Oakley has a long list of memorable sayings, ranging from `If it ain't broke, don't break it," to "Just because there's glass on the road don't mean there's been an accident."

If you put those thoughts and others like it to paper, it may not be Shakespeare, but a whole lot of people will read it.

But there's one thing he won't reveal.
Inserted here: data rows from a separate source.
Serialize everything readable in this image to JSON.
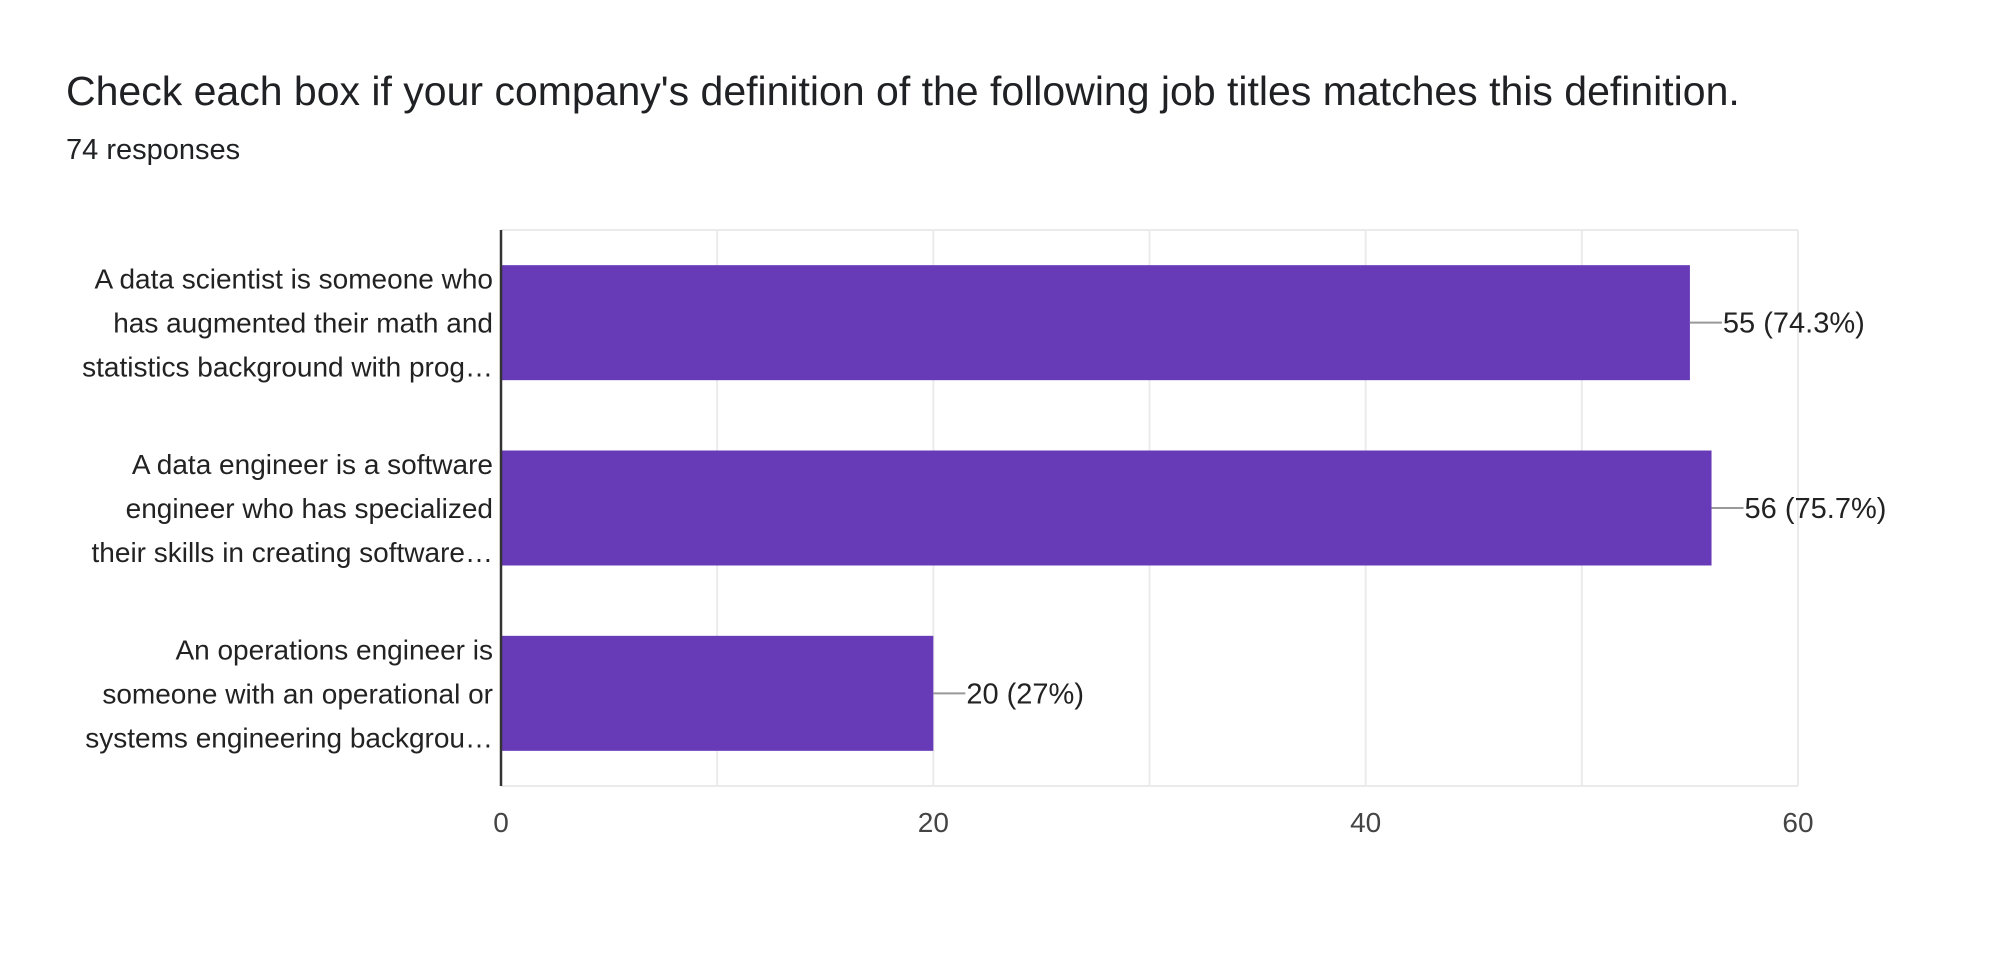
{
  "title": "Check each box if your company's definition of the following job titles matches this definition.",
  "subtitle": "74 responses",
  "colors": {
    "bar": "#673ab7",
    "grid": "#ebebeb",
    "axis": "#333333",
    "leader": "#999999"
  },
  "chart_data": {
    "type": "bar",
    "orientation": "horizontal",
    "categories": [
      [
        "A data scientist is someone who",
        "has augmented their math and",
        "statistics background with prog…"
      ],
      [
        "A data engineer is a software",
        "engineer who has specialized",
        "their skills in creating software…"
      ],
      [
        "An operations engineer is",
        "someone with an operational or",
        "systems engineering backgrou…"
      ]
    ],
    "values": [
      55,
      56,
      20
    ],
    "data_labels": [
      "55 (74.3%)",
      "56 (75.7%)",
      "20 (27%)"
    ],
    "xlim": [
      0,
      60
    ],
    "xticks": [
      0,
      20,
      40,
      60
    ],
    "grid": true,
    "legend": "none"
  }
}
Oakley, who never came across a subject he wouldn't pontificate on, won't give out the juiciest of book details, or the co-author's name.

"People might try to come after us and take us down, maybe send a hit man," he said. "I have to protect myself, can't let it get out."


----------



## Dre (Jun 20, 2003)

This guy actually thinks someone's gonna sign him...if they won't sign Rodman, they won't look at you.


----------



## t1no (Jul 10, 2005)

Funny guy though,


----------



## xray (Feb 21, 2005)

If a big guy spends all his time roaming around the continent, what kind of basketball shape do teams think he's in?


----------



## edwardcyh (Dec 13, 2005)

Shaq? Tractor? :whoknows:


----------



## croco (Feb 14, 2005)

Bryant Big Country Reeves.


----------



## xray (Feb 21, 2005)

Oliver Miller? Kevin Duckworth?


----------



## edwardcyh (Dec 13, 2005)

I could've sworn a "yo mama" reply was coming.....


----------